Will it happen? Quite frankly, I have no idea. Just over a week ago it looked more likely than it does now. Why you ask? The NSA. Snowden and company managed to take France to the brink of requesting talks be delayed for two weeks to instead focus on discussions about NSA spying on EU members and leadership. Granted, France was talked off the ledge, but this isn't exactly a great start to talks that are sure to be difficult and dysfunctional at various times. To meet in the middle, talks will be taking place about both the NSA situation as well as TTIP at the same time.

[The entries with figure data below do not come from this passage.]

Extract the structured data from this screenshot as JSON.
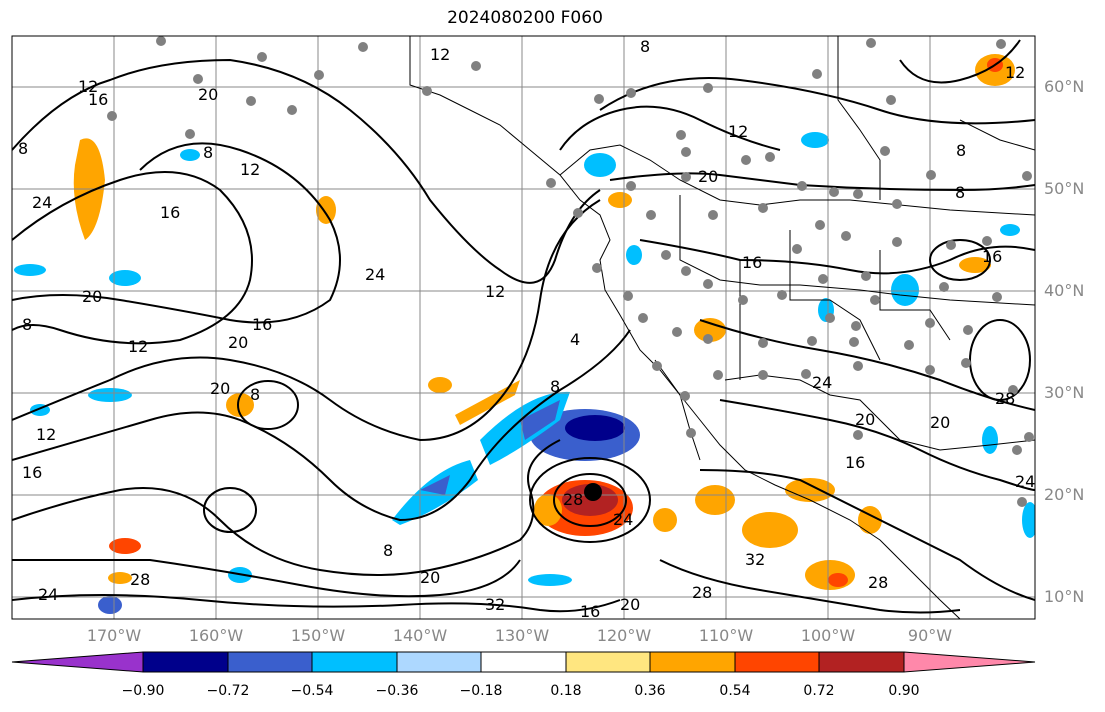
{
  "title": "2024080200 F060",
  "lat_labels": [
    "60°N",
    "50°N",
    "40°N",
    "30°N",
    "20°N",
    "10°N"
  ],
  "lon_labels": [
    "170°W",
    "160°W",
    "150°W",
    "140°W",
    "130°W",
    "120°W",
    "110°W",
    "100°W",
    "90°W"
  ],
  "colorbar": {
    "ticks": [
      "−0.90",
      "−0.72",
      "−0.54",
      "−0.36",
      "−0.18",
      "0.18",
      "0.36",
      "0.54",
      "0.72",
      "0.90"
    ],
    "colors": [
      "#9932cc",
      "#00008b",
      "#3a5fcd",
      "#00bfff",
      "#add8ff",
      "#ffffff",
      "#ffe680",
      "#ffa500",
      "#ff4500",
      "#b22222",
      "#ff88aa"
    ]
  },
  "contour_labels": [
    "12",
    "16",
    "20",
    "8",
    "24",
    "12",
    "8",
    "20",
    "12",
    "16",
    "20",
    "24",
    "12",
    "16",
    "20",
    "12",
    "8",
    "16",
    "8",
    "20",
    "8",
    "12",
    "4",
    "8",
    "28",
    "24",
    "20",
    "16",
    "8",
    "12",
    "28",
    "32",
    "20",
    "28",
    "16",
    "24",
    "32",
    "20",
    "24",
    "16",
    "8",
    "16",
    "8",
    "12",
    "20",
    "28",
    "28",
    "24"
  ],
  "colors": {
    "contour": "#000000",
    "station": "#808080",
    "grid": "#888888",
    "coast": "#000000"
  }
}
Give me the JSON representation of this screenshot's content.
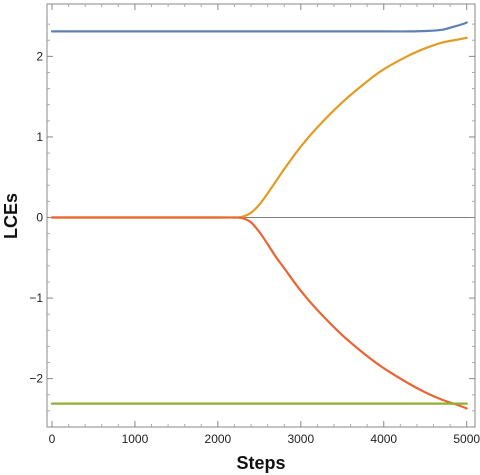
{
  "chart_data": {
    "type": "line",
    "title": "",
    "xlabel": "Steps",
    "ylabel": "LCEs",
    "xlim": [
      -60,
      5100
    ],
    "ylim": [
      -2.6,
      2.65
    ],
    "xticks": [
      0,
      1000,
      2000,
      3000,
      4000,
      5000
    ],
    "xtick_labels": [
      "0",
      "1000",
      "2000",
      "3000",
      "4000",
      "5000"
    ],
    "yticks": [
      -2,
      -1,
      0,
      1,
      2
    ],
    "ytick_labels": [
      "−2",
      "−1",
      "0",
      "1",
      "2"
    ],
    "grid": false,
    "zero_line": true,
    "frame": true,
    "series": [
      {
        "color": "#5e81b5",
        "x": [
          0,
          1000,
          2000,
          3000,
          4000,
          4300,
          4500,
          4700,
          4850,
          4950,
          5000
        ],
        "y": [
          2.31,
          2.31,
          2.31,
          2.31,
          2.31,
          2.31,
          2.315,
          2.33,
          2.37,
          2.4,
          2.42
        ]
      },
      {
        "color": "#e19c24",
        "x": [
          0,
          1000,
          2000,
          2200,
          2300,
          2400,
          2500,
          2600,
          2700,
          2800,
          3000,
          3200,
          3500,
          3800,
          4000,
          4300,
          4500,
          4700,
          4900,
          5000
        ],
        "y": [
          0,
          0,
          0,
          0.0,
          0.01,
          0.06,
          0.16,
          0.3,
          0.45,
          0.6,
          0.88,
          1.12,
          1.43,
          1.69,
          1.84,
          2.01,
          2.1,
          2.17,
          2.21,
          2.23
        ]
      },
      {
        "color": "#ea6434",
        "x": [
          0,
          1000,
          2000,
          2200,
          2300,
          2400,
          2500,
          2600,
          2700,
          2800,
          3000,
          3200,
          3500,
          3800,
          4000,
          4300,
          4500,
          4700,
          4900,
          5000
        ],
        "y": [
          0,
          0,
          0,
          0.0,
          -0.01,
          -0.06,
          -0.18,
          -0.33,
          -0.49,
          -0.63,
          -0.91,
          -1.15,
          -1.46,
          -1.72,
          -1.87,
          -2.06,
          -2.17,
          -2.26,
          -2.33,
          -2.37
        ]
      },
      {
        "color": "#8fb131",
        "x": [
          0,
          1000,
          2000,
          3000,
          4000,
          5000
        ],
        "y": [
          -2.31,
          -2.31,
          -2.31,
          -2.31,
          -2.31,
          -2.31
        ]
      }
    ]
  }
}
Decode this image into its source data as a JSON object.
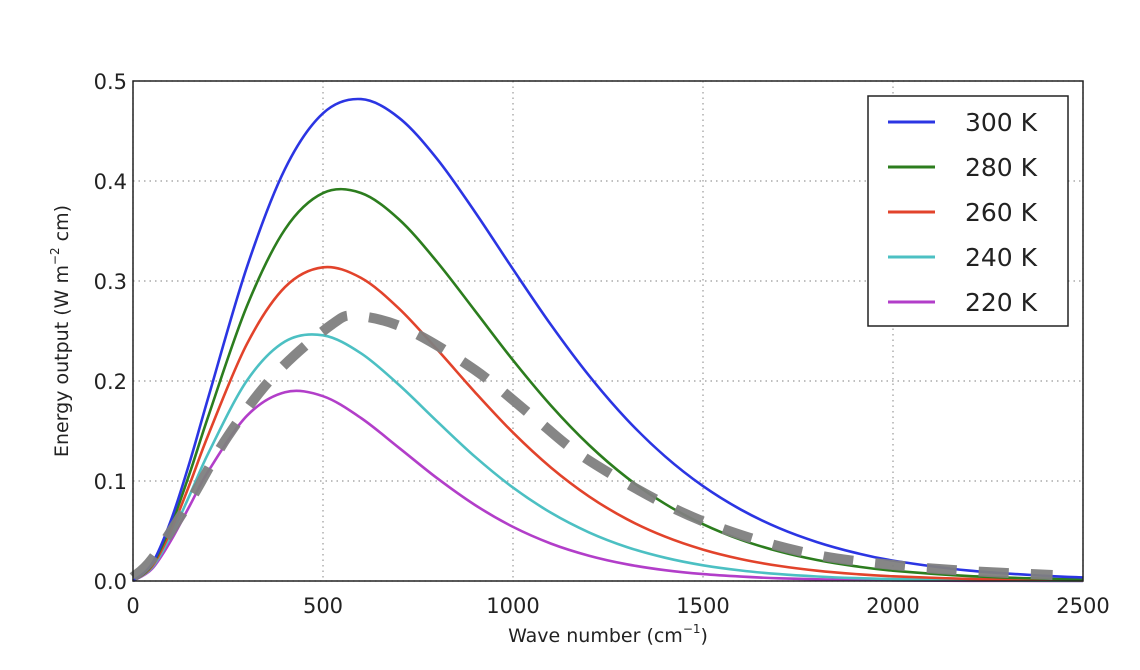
{
  "chart_data": {
    "type": "line",
    "title": "",
    "xlabel": {
      "text": "Wave number (cm",
      "sup": "−1",
      "tail": ")"
    },
    "ylabel": {
      "text": "Energy output (W m",
      "sup": "−2",
      "tail": " cm)"
    },
    "xlim": [
      0,
      2500
    ],
    "ylim": [
      0,
      0.5
    ],
    "x_ticks": [
      "0",
      "500",
      "1000",
      "1500",
      "2000",
      "2500"
    ],
    "y_ticks": [
      "0.0",
      "0.1",
      "0.2",
      "0.3",
      "0.4",
      "0.5"
    ],
    "grid": true,
    "grid_style": "dotted",
    "legend_position": "top-right",
    "x": [
      0,
      50,
      100,
      150,
      200,
      300,
      400,
      500,
      600,
      700,
      800,
      900,
      1000,
      1100,
      1200,
      1300,
      1400,
      1500,
      1600,
      1700,
      1800,
      1900,
      2000,
      2200,
      2400,
      2500
    ],
    "series": [
      {
        "name": "300 K",
        "color": "#2b35e3",
        "style": "solid",
        "values": [
          0,
          0.0173,
          0.0608,
          0.1199,
          0.186,
          0.3142,
          0.4121,
          0.4677,
          0.4819,
          0.4632,
          0.4222,
          0.369,
          0.3118,
          0.2561,
          0.2054,
          0.1614,
          0.1247,
          0.0949,
          0.0713,
          0.0529,
          0.0389,
          0.0283,
          0.0204,
          0.0104,
          0.0052,
          0.0036
        ]
      },
      {
        "name": "280 K",
        "color": "#2c7d1e",
        "style": "solid",
        "values": [
          0,
          0.016,
          0.0557,
          0.1087,
          0.1668,
          0.2751,
          0.3517,
          0.3879,
          0.388,
          0.3616,
          0.3192,
          0.2702,
          0.2208,
          0.1754,
          0.136,
          0.1033,
          0.0772,
          0.0568,
          0.0412,
          0.0296,
          0.021,
          0.0148,
          0.0103,
          0.0049,
          0.0023,
          0.0015
        ]
      },
      {
        "name": "260 K",
        "color": "#e2432b",
        "style": "solid",
        "values": [
          0,
          0.0147,
          0.0506,
          0.0976,
          0.1479,
          0.2372,
          0.2939,
          0.3137,
          0.3031,
          0.2724,
          0.2317,
          0.1888,
          0.1484,
          0.1134,
          0.0846,
          0.0618,
          0.0444,
          0.0314,
          0.0219,
          0.0151,
          0.0103,
          0.007,
          0.0047,
          0.0021,
          0.0009,
          0.0006
        ]
      },
      {
        "name": "240 K",
        "color": "#4cc0c3",
        "style": "solid",
        "values": [
          0,
          0.0134,
          0.0456,
          0.0866,
          0.1292,
          0.2005,
          0.2395,
          0.2457,
          0.2277,
          0.1961,
          0.1597,
          0.1243,
          0.0934,
          0.0682,
          0.0486,
          0.0339,
          0.0233,
          0.0157,
          0.0105,
          0.0069,
          0.0045,
          0.0029,
          0.0019,
          0.0007,
          0.0003,
          0.0002
        ]
      },
      {
        "name": "220 K",
        "color": "#b23ec9",
        "style": "solid",
        "values": [
          0,
          0.0121,
          0.0405,
          0.0758,
          0.1109,
          0.1653,
          0.1888,
          0.1848,
          0.163,
          0.1332,
          0.1029,
          0.076,
          0.0541,
          0.0374,
          0.0253,
          0.0167,
          0.0108,
          0.0069,
          0.0044,
          0.0027,
          0.0017,
          0.001,
          0.0006,
          0.0002,
          0.0001,
          0.0
        ]
      },
      {
        "color": "#808080",
        "style": "dashed",
        "x": [
          0,
          50,
          150,
          250,
          375,
          525,
          590,
          720,
          900,
          1060,
          1190,
          1410,
          1600,
          1800,
          2000,
          2200,
          2420
        ],
        "values": [
          0.004,
          0.022,
          0.08,
          0.145,
          0.207,
          0.257,
          0.265,
          0.252,
          0.211,
          0.162,
          0.123,
          0.075,
          0.046,
          0.026,
          0.016,
          0.01,
          0.006
        ]
      }
    ]
  }
}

It's quite possible that these parallel talks could prove counterproductive, with the NSA taking precedence over trade.

Add onto that the questions about sacred cows that both sides would prefer to keep protected. To be forthright, I don't expect a jubilant announcement sometime in Q4 2014 about the TTIP. I would not be surprised if talks are continued on into the future, or if there is an agreement put into place that protects some of those national interests that those countries and their labor sectors would much prefer to see in place. Then again, there's always the option that absolutely nothing comes from these talks other than plenty of excitement from economists and reporters, only to find that the gaps are just too large to bridge.

Regardless of the outcome, the process that goes into the Transatlantic Trade and Investment Partnership warrants close observation by people in all walks of life.